Están siendo unas Hogueras muy científicas. Como trabajo -porque son fiestas pero no es festivo- y paso bastante tiempo sobrio, he estado interactuando con los festeros que me he ido encontrando por la calle y con las autoridades que no he visto en ellas. Y he detectado muchos patrones comunes. Por ejemplo, cuando le llamas la atención a alguien por haber hecho algo que te molesta te suele contestar con mucho más cabreo del que tienes tú. Me acaba de pasar con el chaval al que le he pedido que se fuese a mear -no me salen ahora eufemismos cursis- a otro sitio en lugar de en mi portal. Me ha llamado "gafotas" y ha sugerido que estaba "mirándole mucho". También se enfadó mucho -a este sí que es verdad que le miré mucho rato- el señor que acababa de tirarme un petardo "valencianet" a los pies el pasado domingo.
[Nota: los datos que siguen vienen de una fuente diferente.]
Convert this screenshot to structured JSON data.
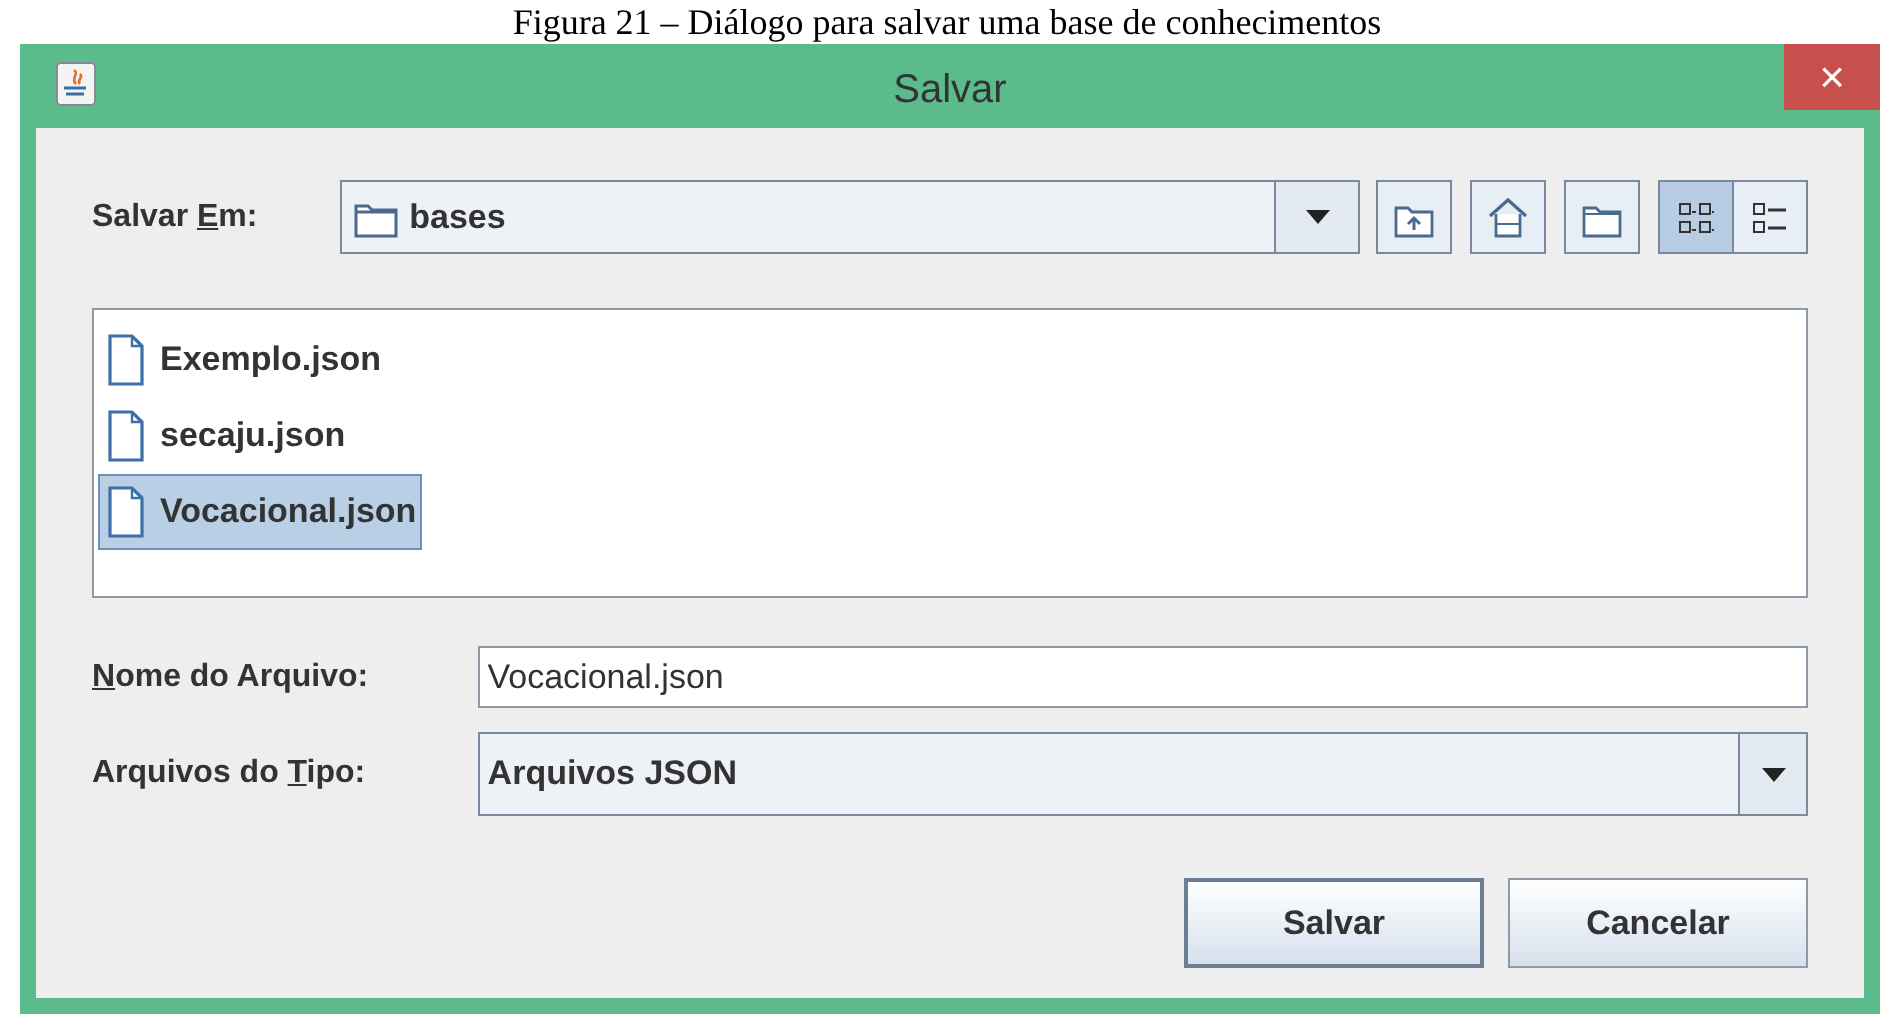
{
  "caption": "Figura 21 – Diálogo para salvar uma base de conhecimentos",
  "window": {
    "title": "Salvar",
    "close": "×"
  },
  "look_in": {
    "label": {
      "before": "Salvar ",
      "mnemonic": "E",
      "after": "m:"
    },
    "value": "bases"
  },
  "toolbar": [
    {
      "kind": "up",
      "selected": false
    },
    {
      "kind": "home",
      "selected": false
    },
    {
      "kind": "new-folder",
      "selected": false
    },
    {
      "kind": "list",
      "selected": true
    },
    {
      "kind": "details",
      "selected": false
    }
  ],
  "files": [
    {
      "name": "Exemplo.json",
      "selected": false
    },
    {
      "name": "secaju.json",
      "selected": false
    },
    {
      "name": "Vocacional.json",
      "selected": true
    }
  ],
  "file_name": {
    "label": {
      "mnemonic": "N",
      "after": "ome do Arquivo:"
    },
    "value": "Vocacional.json"
  },
  "file_type": {
    "label": {
      "before": "Arquivos do ",
      "mnemonic": "T",
      "after": "ipo:"
    },
    "value": "Arquivos JSON"
  },
  "buttons": [
    {
      "label": "Salvar",
      "selected": true
    },
    {
      "label": "Cancelar",
      "selected": false
    }
  ]
}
Se limitó a recordarme que "esto es Alicante en fiestas" y que "si no te gusta lo mejor es que te vayas".

También he comprobado que la Policía Local y la autonómica tienen mucho en común. Ambas tienen uno o varios equipos de sonometría para medir los abusos acústicos y ambas los guardan con celo durante los días que hay más abusos acústicos del año. El lunes siguiente ya lo tienen libre, me han dicho. El derecho de los vecinos a medir agresiones sonoras se puede ejercer todos los días del año, siempre cuando no sean fiestas y no haya agresiones sonoras.

La lógica es absurdo-demoníaca y lo mejor es huir. Quizá así empezó la Playa de San Juan como zona de segundas residencias. Pero de momento no puedo hacerle caso al señoret del racó y pagarme otro alquiler para que ellos demuelan a gusto la fachada de mi edificio sin que les moleste un vecino pesao.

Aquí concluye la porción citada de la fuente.